By Ashleylister @ashleylister

I love color imagery. My poem below was influenced by a wonderful novel – The Aunt’s Story by Patrick White, set before World War I. Theodora Goodman was the daughter of a would-be farmer who took his family to Australia under the government Assisted Passage scheme.

While the men succeeded by turning their hands to ranch farming, their women and daughters continued to live an Edwardian English drawing room existence, embroidering, playing the piano, surrounded by china ornaments, in the bush! They didn’t venture out in case they lost their English rose complexions.

Theodora rebelled against this. By the age of ten she was riding bareback with her father and was a crack shot with a rifle. She was an embarrassment to her mother.

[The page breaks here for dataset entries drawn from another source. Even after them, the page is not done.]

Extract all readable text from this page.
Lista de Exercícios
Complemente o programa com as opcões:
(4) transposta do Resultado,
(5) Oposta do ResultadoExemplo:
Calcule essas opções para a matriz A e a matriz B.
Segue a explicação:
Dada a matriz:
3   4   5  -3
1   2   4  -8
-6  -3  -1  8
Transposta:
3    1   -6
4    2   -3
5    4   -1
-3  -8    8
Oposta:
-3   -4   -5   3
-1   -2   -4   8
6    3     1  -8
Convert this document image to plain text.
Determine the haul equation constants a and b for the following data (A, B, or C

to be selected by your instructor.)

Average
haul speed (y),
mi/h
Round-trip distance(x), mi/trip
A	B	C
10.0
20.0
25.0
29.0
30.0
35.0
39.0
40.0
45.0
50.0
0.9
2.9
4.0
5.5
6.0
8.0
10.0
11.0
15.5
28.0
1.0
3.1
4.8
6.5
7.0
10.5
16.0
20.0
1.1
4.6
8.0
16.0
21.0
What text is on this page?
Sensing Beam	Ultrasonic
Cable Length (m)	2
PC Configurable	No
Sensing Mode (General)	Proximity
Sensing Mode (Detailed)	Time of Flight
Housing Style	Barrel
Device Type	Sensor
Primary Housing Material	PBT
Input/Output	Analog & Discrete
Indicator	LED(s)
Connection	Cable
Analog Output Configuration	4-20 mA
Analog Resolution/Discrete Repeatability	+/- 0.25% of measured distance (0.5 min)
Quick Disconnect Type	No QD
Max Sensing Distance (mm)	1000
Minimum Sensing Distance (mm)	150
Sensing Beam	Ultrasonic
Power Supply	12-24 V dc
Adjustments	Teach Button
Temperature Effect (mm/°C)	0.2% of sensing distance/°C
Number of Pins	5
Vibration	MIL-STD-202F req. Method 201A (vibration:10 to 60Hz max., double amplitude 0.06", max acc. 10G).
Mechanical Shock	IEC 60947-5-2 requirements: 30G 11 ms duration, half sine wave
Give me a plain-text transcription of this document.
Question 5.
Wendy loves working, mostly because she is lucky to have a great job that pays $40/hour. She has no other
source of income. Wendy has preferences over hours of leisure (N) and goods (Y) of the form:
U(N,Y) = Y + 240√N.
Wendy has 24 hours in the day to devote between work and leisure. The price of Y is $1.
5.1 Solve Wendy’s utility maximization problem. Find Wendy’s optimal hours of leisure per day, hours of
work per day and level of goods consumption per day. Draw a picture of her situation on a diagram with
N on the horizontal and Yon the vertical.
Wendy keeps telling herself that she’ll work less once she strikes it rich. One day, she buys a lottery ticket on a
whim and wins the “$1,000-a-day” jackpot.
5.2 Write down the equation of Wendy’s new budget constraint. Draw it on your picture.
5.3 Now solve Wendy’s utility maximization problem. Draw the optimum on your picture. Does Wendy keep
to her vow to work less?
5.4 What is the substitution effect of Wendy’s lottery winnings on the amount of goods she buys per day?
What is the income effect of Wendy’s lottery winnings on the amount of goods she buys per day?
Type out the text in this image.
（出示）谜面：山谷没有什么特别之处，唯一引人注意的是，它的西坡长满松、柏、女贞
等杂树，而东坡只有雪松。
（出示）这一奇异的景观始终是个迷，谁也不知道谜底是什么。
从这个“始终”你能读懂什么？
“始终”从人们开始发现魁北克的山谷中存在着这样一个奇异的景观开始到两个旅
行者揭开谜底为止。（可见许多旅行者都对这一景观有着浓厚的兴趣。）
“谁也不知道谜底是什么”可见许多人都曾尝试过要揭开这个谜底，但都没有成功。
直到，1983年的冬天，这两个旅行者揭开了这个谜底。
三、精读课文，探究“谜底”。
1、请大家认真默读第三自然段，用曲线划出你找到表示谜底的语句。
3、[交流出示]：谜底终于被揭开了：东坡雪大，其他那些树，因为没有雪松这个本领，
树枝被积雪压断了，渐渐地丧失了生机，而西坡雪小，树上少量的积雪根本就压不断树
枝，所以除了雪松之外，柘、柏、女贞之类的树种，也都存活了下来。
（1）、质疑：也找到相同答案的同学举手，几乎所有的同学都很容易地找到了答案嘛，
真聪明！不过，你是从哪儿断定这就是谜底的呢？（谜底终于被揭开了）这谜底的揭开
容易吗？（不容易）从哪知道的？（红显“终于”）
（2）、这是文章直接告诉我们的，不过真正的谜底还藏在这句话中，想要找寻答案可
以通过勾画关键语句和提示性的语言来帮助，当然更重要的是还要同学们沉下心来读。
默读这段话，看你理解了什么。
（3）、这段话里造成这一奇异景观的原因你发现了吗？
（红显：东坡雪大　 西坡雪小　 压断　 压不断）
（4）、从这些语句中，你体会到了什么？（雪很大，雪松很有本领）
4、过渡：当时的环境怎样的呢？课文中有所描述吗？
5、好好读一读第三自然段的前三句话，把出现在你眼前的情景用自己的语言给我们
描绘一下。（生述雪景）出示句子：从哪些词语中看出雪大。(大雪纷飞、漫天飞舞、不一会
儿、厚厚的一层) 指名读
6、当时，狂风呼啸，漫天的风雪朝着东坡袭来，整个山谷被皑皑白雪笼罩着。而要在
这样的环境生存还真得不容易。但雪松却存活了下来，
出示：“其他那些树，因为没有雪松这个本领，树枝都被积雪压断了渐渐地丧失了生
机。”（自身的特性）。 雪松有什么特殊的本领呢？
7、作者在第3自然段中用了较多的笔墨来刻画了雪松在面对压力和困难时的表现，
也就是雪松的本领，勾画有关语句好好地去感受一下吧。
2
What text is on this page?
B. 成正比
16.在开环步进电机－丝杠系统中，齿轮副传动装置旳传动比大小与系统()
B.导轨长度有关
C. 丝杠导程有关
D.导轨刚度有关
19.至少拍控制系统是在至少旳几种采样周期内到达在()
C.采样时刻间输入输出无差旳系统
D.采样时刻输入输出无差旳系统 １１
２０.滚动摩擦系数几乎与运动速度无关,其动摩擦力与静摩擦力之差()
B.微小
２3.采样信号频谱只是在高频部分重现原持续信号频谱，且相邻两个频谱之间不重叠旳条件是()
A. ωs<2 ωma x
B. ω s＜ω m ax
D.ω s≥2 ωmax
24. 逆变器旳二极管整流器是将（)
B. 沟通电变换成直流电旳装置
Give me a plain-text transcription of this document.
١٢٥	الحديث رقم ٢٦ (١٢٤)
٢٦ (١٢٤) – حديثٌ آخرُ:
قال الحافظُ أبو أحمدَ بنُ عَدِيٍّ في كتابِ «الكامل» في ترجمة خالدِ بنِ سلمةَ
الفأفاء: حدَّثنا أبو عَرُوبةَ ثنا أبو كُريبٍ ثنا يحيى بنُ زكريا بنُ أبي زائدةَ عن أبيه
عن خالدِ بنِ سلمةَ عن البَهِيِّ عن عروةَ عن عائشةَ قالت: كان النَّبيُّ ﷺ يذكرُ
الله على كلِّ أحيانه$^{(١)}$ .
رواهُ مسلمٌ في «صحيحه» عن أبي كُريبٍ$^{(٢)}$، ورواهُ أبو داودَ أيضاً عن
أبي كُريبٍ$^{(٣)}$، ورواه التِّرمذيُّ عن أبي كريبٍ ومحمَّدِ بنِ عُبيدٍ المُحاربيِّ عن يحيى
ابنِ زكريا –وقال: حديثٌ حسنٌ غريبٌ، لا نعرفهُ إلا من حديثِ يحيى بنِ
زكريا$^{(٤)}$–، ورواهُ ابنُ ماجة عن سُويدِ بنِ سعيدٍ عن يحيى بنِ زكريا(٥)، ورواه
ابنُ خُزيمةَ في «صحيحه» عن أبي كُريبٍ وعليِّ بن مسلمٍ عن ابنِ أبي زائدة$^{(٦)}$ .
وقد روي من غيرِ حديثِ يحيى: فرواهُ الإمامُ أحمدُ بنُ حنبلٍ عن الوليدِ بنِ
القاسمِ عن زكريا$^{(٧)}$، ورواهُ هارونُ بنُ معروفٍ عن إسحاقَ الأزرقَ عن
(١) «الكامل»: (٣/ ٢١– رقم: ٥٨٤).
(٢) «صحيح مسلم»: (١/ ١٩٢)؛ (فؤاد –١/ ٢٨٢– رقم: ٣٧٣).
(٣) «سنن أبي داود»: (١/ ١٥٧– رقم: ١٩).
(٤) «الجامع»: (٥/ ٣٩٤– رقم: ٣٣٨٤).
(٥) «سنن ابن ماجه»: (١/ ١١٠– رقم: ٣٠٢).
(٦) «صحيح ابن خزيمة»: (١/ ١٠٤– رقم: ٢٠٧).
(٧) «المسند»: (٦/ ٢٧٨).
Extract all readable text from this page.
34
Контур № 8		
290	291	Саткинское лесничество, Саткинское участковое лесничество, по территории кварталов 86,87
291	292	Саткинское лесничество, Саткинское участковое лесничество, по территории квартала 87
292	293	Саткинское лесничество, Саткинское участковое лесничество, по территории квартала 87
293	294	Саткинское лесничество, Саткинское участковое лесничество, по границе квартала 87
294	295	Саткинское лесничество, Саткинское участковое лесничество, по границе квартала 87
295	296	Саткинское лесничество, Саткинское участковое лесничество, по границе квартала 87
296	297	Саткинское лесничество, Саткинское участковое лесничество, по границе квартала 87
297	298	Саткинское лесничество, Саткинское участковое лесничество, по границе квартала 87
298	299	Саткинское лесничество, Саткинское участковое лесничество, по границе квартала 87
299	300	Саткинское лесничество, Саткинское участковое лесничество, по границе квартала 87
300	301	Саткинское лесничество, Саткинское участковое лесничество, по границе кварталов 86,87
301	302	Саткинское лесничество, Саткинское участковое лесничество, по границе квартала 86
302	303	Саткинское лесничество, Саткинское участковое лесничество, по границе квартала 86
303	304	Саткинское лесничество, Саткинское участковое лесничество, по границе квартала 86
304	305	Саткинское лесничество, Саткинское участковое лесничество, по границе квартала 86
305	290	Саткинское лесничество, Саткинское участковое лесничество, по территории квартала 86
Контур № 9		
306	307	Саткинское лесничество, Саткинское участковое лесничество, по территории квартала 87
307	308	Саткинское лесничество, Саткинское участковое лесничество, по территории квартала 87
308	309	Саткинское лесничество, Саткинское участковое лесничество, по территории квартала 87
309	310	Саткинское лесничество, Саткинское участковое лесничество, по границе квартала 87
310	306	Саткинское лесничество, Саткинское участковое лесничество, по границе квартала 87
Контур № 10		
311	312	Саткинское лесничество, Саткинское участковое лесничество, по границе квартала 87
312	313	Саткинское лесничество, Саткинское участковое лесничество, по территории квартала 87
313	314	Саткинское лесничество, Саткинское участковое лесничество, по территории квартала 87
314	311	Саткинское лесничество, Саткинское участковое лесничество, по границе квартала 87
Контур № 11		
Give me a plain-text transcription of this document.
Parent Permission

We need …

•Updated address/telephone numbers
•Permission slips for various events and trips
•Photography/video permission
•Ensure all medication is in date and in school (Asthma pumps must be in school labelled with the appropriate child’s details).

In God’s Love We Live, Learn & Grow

In middle life though she was alone, a solitary figure traveling between European cities, living in modest hotels. Though she was dark-haired and wore only black before her fifties, her color was yellow. I was moved by her story and wrote a poem about her.

Sallow Yellow

‘Once there was the new dress she put on for mother’s sake... "Well, well, all dressed up… but I don’t think we’ll let you wear yellow again. It doesn’t suit… it turns you sallow," Mother said. So that the mirrors began to throw up the sallow Theodora Goodman, which meant who was too yellow.’   The Aunt’s Story p. 27.

Theodora
From a picture rail
above rose-papered walls
hangs spinsterhood,
her oldest garment,
replacing childhood’s yellow sash.
In sallow skin and soft moustache
Theodora wears her sadness.
Childhood beneath
a blistering sun
has withered her countenance.
Bitterness yellows her voice
calling for hands which do not demand
that skin should be blooming or pale or unblemished.
The touch of a stranger is often the kindest.